The NZAGRC’s Director Dr Harry Clark and Deputy Director (International) Dr Andy Reisinger were contributors to the last IPCC Assessment report which was released in 2014. The pair’s involvement continues New Zealand’s and the NZAGRC’s strong ties to the IPCC—researchers funded by the NZAGRC have been contributing to IPCC assessment reports since 1990.
Dr Harry Clark will be a lead author for the Working Group III contribution to the Sixth Assessment Report (AR6), the IPCC’s next comprehensive scientific assessment of climate change.
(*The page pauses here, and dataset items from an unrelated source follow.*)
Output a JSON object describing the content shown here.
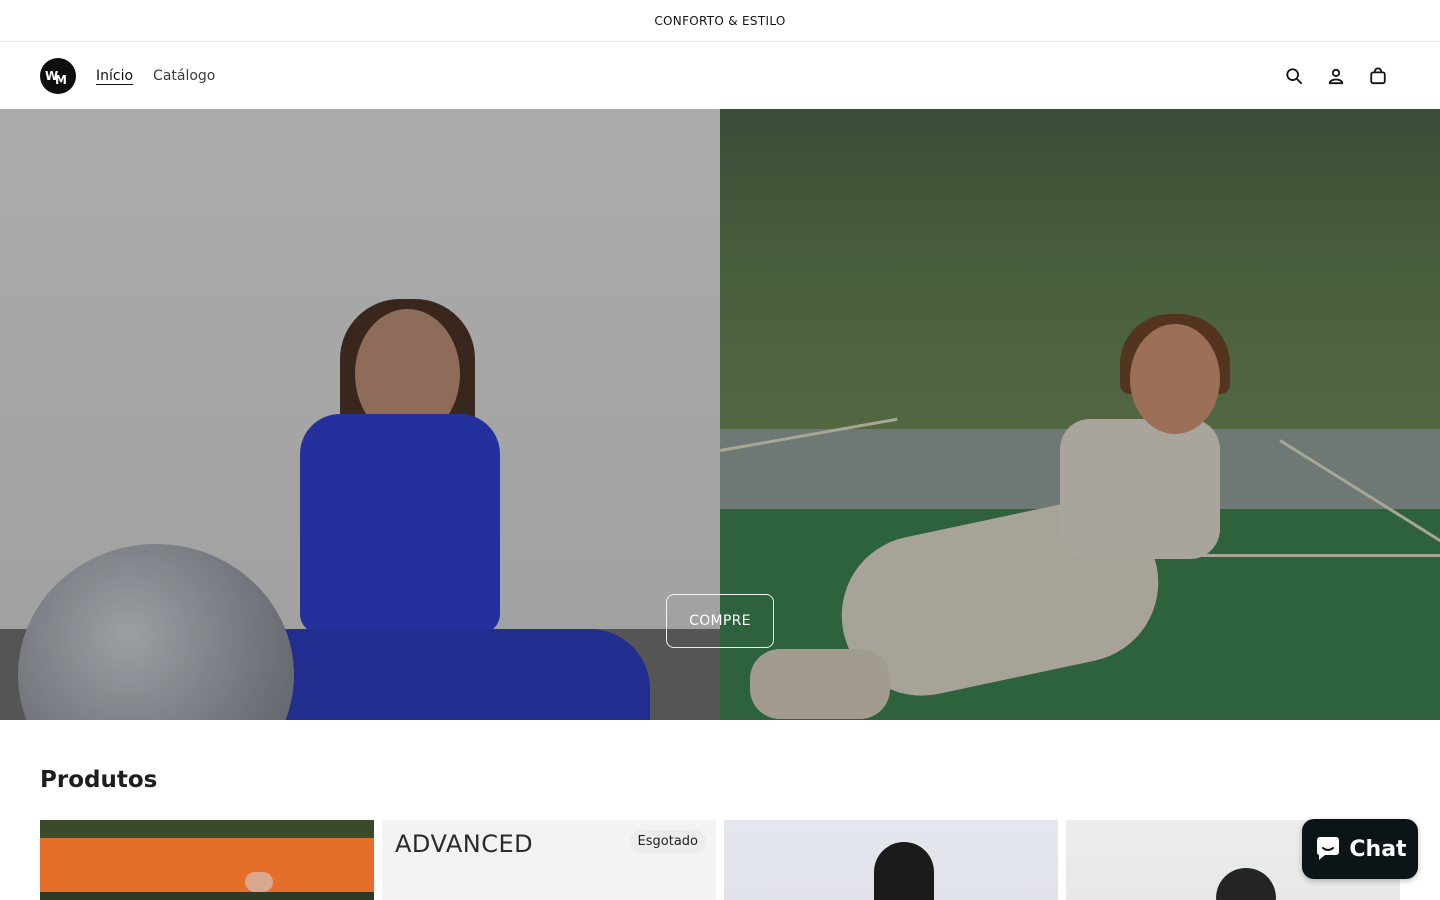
{
  "announcement": {
    "text": "CONFORTO & ESTILO"
  },
  "header": {
    "logo_icon": "wm-monogram-logo",
    "nav": [
      {
        "label": "Início",
        "active": true
      },
      {
        "label": "Catálogo",
        "active": false
      }
    ],
    "icons": [
      "search-icon",
      "account-icon",
      "cart-icon"
    ]
  },
  "hero": {
    "button_label": "COMPRE"
  },
  "products": {
    "title": "Produtos",
    "cards": [
      {
        "title": "",
        "badge": ""
      },
      {
        "title": "ADVANCED",
        "badge": "Esgotado"
      },
      {
        "title": "",
        "badge": ""
      },
      {
        "title": "",
        "badge": ""
      }
    ]
  },
  "chat": {
    "label": "Chat",
    "icon": "chat-bubble-icon"
  },
  "colors": {
    "text": "#121212",
    "chat_bg": "#0b1417",
    "badge_bg": "#ececec"
  }
}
Working Group III will be assessing the current international knowledge around climate change mitigation, with Dr Clark’s chapter focused on mitigation in agriculture, forestry and other land uses.
Dr Clark says his involvement is a great opportunity to ensure New Zealand perspectives, and those of other countries with pastoral production systems, are reflected in the IPCC report and how the need to reduce agricultural greenhouse gas emissions can be combined with challenges around food security.
“For New Zealand to be represented in the authorship of this chapter signals the importance that this country places on the development of mitigation technologies but also the impact of climate change on our agricultural industry.”
“The IPCC continues to be the most authoritative scientific advisory voice for governments around the world. New Zealand is a signatory to the Paris Agreement and this latest assessment report will help us understand how New Zealand can meet our commitments now and in the future.”
At the same time, Dr Andy Reisinger has been appointed to act as Review Editor for another chapter in the same report. Review Editors ensure that lead authors carefully consider and address all comments that the IPCC receives at multiple stages during the global review process. Dr Reisinger’s chapter will deal with cross-cutting issues, including the role of energy and food systems and bioenergy to deliver the stringent emission reductions that countries have agreed to under the Paris Agreement.
“Review Editors don’t write the reports, but they play a vital role in the IPCC process,” says Dr Reisinger. “Our task is to ensure that reports have scientific integrity and reflect a balance of viewpoints, rather than just the personal views of the authors. The painstaking global review process makes the IPCC unlike any other source of information on climate change.”